I tried the toasted hemp seeds I found at Whole Foods and found a mildly nutty little seed that added an impressive crunch to my salads. Although I enjoyed the sideways glances from my parents when I informed them that I was making a hemp salad, I didn’t enjoy them enough to add them to my regular grocery rotation.
And now the question I really wanted answered: what is the difference between the hemp in my yoga guru’s granola and the marijuana that’s so controversial?
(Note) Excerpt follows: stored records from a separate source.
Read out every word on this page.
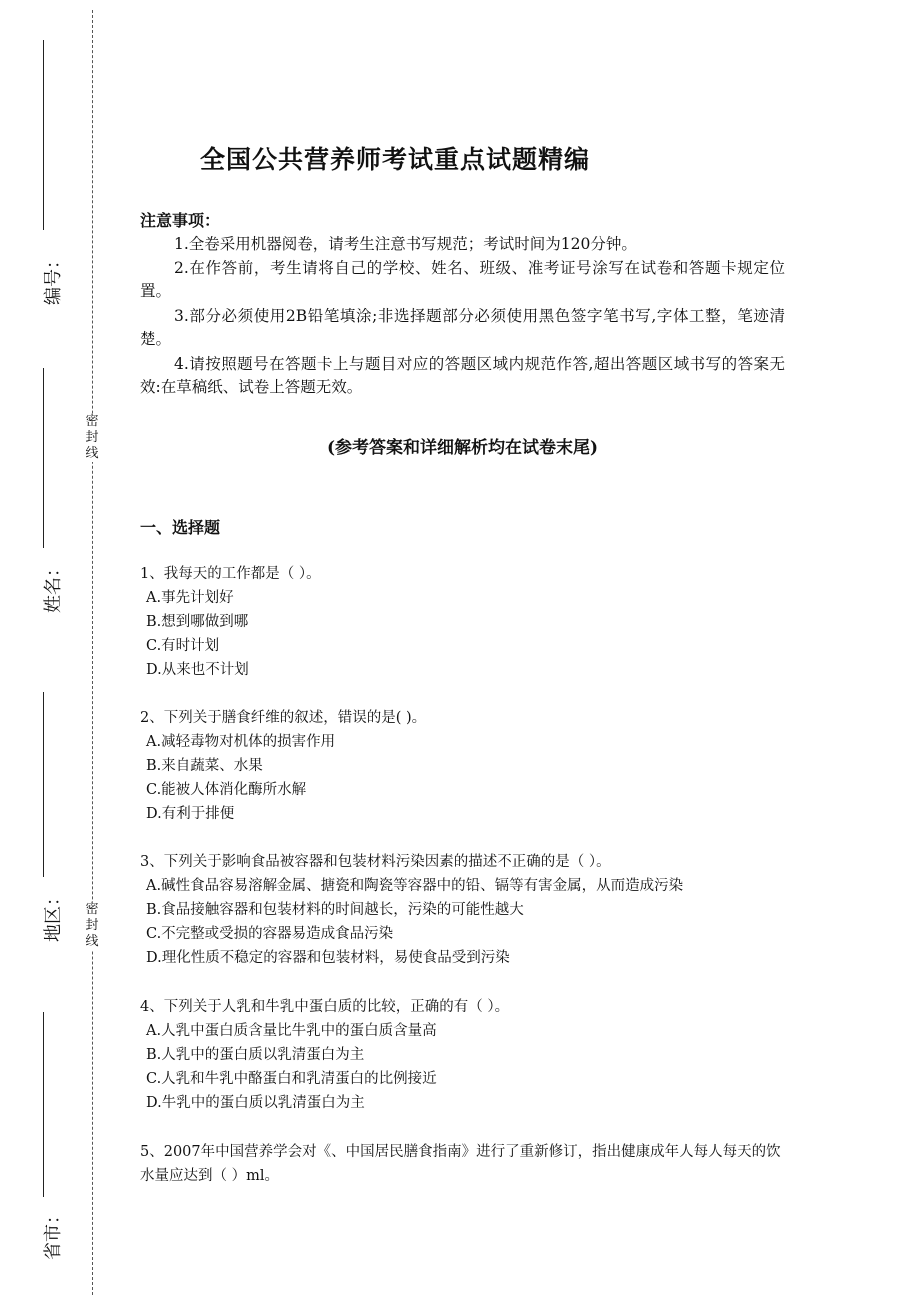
编号：
姓名：
地区：
省市：
密
封
线
密
封
线
全国公共营养师考试重点试题精编
注意事项：
1.全卷采用机器阅卷，请考生注意书写规范；考试时间为120分钟。
2.在作答前，考生请将自己的学校、姓名、班级、准考证号涂写在试卷和答题卡规定位置。
3.部分必须使用2B铅笔填涂;非选择题部分必须使用黑色签字笔书写,字体工整，笔迹清楚。
4.请按照题号在答题卡上与题目对应的答题区域内规范作答,超出答题区域书写的答案无效:在草稿纸、试卷上答题无效。
(参考答案和详细解析均在试卷末尾)
一、选择题

1、我每天的工作都是（ ）。

A.事先计划好

B.想到哪做到哪

C.有时计划

D.从来也不计划

2、下列关于膳食纤维的叙述，错误的是( )。

A.减轻毒物对机体的损害作用

B.来自蔬菜、水果

C.能被人体消化酶所水解

D.有利于排便

3、下列关于影响食品被容器和包装材料污染因素的描述不正确的是（ ）。

A.碱性食品容易溶解金属、搪瓷和陶瓷等容器中的铅、镉等有害金属，从而造成污染

B.食品接触容器和包装材料的时间越长，污染的可能性越大

C.不完整或受损的容器易造成食品污染

D.理化性质不稳定的容器和包装材料，易使食品受到污染

4、下列关于人乳和牛乳中蛋白质的比较，正确的有（ ）。

A.人乳中蛋白质含量比牛乳中的蛋白质含量高

B.人乳中的蛋白质以乳清蛋白为主

C.人乳和牛乳中酪蛋白和乳清蛋白的比例接近

D.牛乳中的蛋白质以乳清蛋白为主

5、2007年中国营养学会对《、中国居民膳食指南》进行了重新修订，指出健康成年人每人每天的饮水量应达到（ ）ml。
Apparently, although they come from the same Cannabis sativa plant, there are different varieties of Cannabis plants. THC, Tetrahydrocannabinol, is the psychoactive component of the Cannabis; while marijuana comes from the tops and leaves of high-THC varieties, “Industrial” hemp comes from low-THC strains of the plant. Commercial hemp seeds contain negligible amounts of THC, so no; the following recipe will not lead to any kind of high except the natural exhilaration of a healthy meal.
Shelled hemp seeds are an interesting way to add fiber, chlorophyll, vitamins, and protein to smoothies, yogurt, veggie burgers, or salads. If you’re feeling particularly DIY-esque, you could make your own hemp milk from one of the recipes that abound online. As for me, I tossed my toasted hemp seeds into a simple bean and quinoa salad, excellent over greens.
Simple Hemp Salad
2 cups cooked quinoa
1 can black beans, drained and rinsed
1 scallion, finely chopped
½ yellow onion, finely chopped
2 cloves garlic, finely minced
1 small red bell pepper, finely chopped
1 medium carrot, grated
¼ tsp chili powder
¼ tsp ground cumin
juice of 1 lime
2 tablespoons hemp seeds, toasted or hulled
In a large bowl, mix together all ingredients and top with hemp seeds. Serve on a bed of spring mix lettuce.